Since Linus Tech Tips is extremely popular with a widespread following and since many of you are probably already familiar with them, i debated whether to bother inclusion on this list, but since 15 is a more eye-catching number than 14, i figured i’d toss it on.
Linus Tech Tips is cool if you want to stay up on the most current, cutting edge tech when it comes to computers. They do lots of benchmark tests on lots of things, custom PC builds—all kinds of crazy stuff. If you can stand the cringey sponsor spots, they seem relatively honest and unbiased when it comes to product reviews, especially when it comes to the most cutting-edge brand-new technology, as evidenced by their testing procedures and documentation. So give it a gander, eh?

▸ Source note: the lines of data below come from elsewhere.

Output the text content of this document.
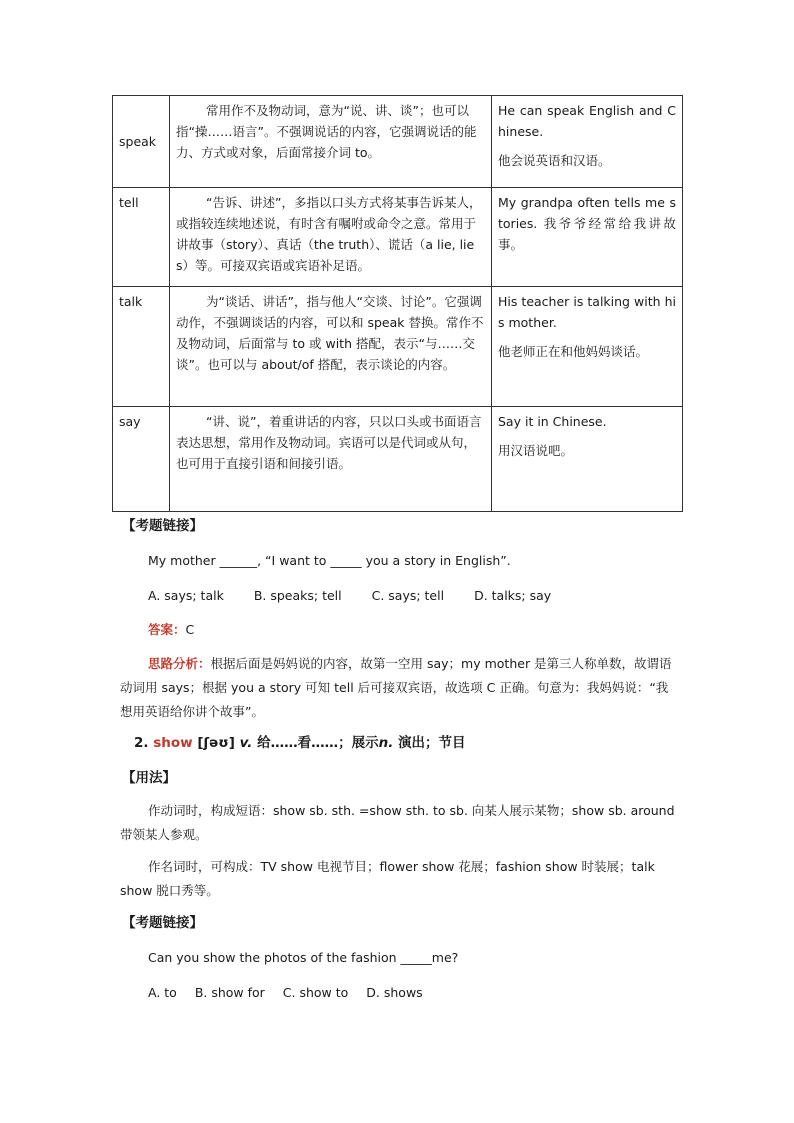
speak	常用作不及物动词，意为“说、讲、谈”；也可以指“操……语言”。不强调说话的内容，它强调说话的能力、方式或对象，后面常接介词 to。	He can speak English and Chinese.

他会说英语和汉语。

tell	“告诉、讲述”，多指以口头方式将某事告诉某人，或指较连续地述说，有时含有嘱咐或命令之意。常用于讲故事（story）、真话（the truth）、谎话（a lie, lies）等。可接双宾语或宾语补足语。	My grandpa often tells me stories. 我爷爷经常给我讲故事。

talk	为“谈话、讲话”，指与他人“交谈、讨论”。它强调动作，不强调谈话的内容，可以和 speak 替换。常作不及物动词，后面常与 to 或 with 搭配，表示“与……交谈”。也可以与 about/of 搭配，表示谈论的内容。	His teacher is talking with his mother.

他老师正在和他妈妈谈话。

say	“讲、说”，着重讲话的内容，只以口头或书面语言表达思想，常用作及物动词。宾语可以是代词或从句，也可用于直接引语和间接引语。	Say it in Chinese.

用汉语说吧。

【考题链接】
My mother ______, “I want to _____ you a story in English”.
A. says; talk B. speaks; tell C. says; tell D. talks; say
答案：C
思路分析：根据后面是妈妈说的内容，故第一空用 say；my mother 是第三人称单数，故谓语动词用 says；根据 you a story 可知 tell 后可接双宾语，故选项 C 正确。句意为：我妈妈说：“我想用英语给你讲个故事”。
2. show [ʃəʊ] v. 给……看……；展示n. 演出；节目
【用法】
作动词时，构成短语：show sb. sth. =show sth. to sb. 向某人展示某物；show sb. around 带领某人参观。
作名词时，可构成：TV show 电视节目；flower show 花展；fashion show 时装展；talk show 脱口秀等。
【考题链接】
Can you show the photos of the fashion _____me?
A. to B. show for C. show to D. shows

I could add a whole bunch of other channels to this list, but i wanted to keep the list somewhat short and sweet. Besides, the more i add, the more i have to type, and i want to go do some yardwork now that it’s finally getting warm enough to, up here in the mountains.
MINOR BONUS RANT!
Unfortunately, it’s a lot easier to make a video about a topic than it is to actually be an expert at that topic, and so there are a plethora of videos of questionable quality out there, particularly when it comes to audio production. I can’t even count how many times i’ve watched a tutorial video and just been shaking my head the whole time, “no, no, no… what a load of crap”. It seems like lots of people read something in a forum online and then think of it as some sort of gospel to parrot, having never actually vetted said technique through applied testing. I can’t condone ever doing things “just because you are supposed to”. That just results in everybody copying each other, and it gets tedious and bland quickly. So whenever i hear about a technique that sounds neat, i’ll try it out myself, comparing before-and-after results. Even if they are right sometimes, never ever “believe the experts”, because that shuts your brain off; always trust your own ears and do your own investigations. Besides, you’ll generally learn WAY more by barging in and doing things wrong and being humble and self-reflective, learning from those mistakes, than you will by obediently following “accepted practices”, quaking in fear at the possibility of committing a minor mistake at some point.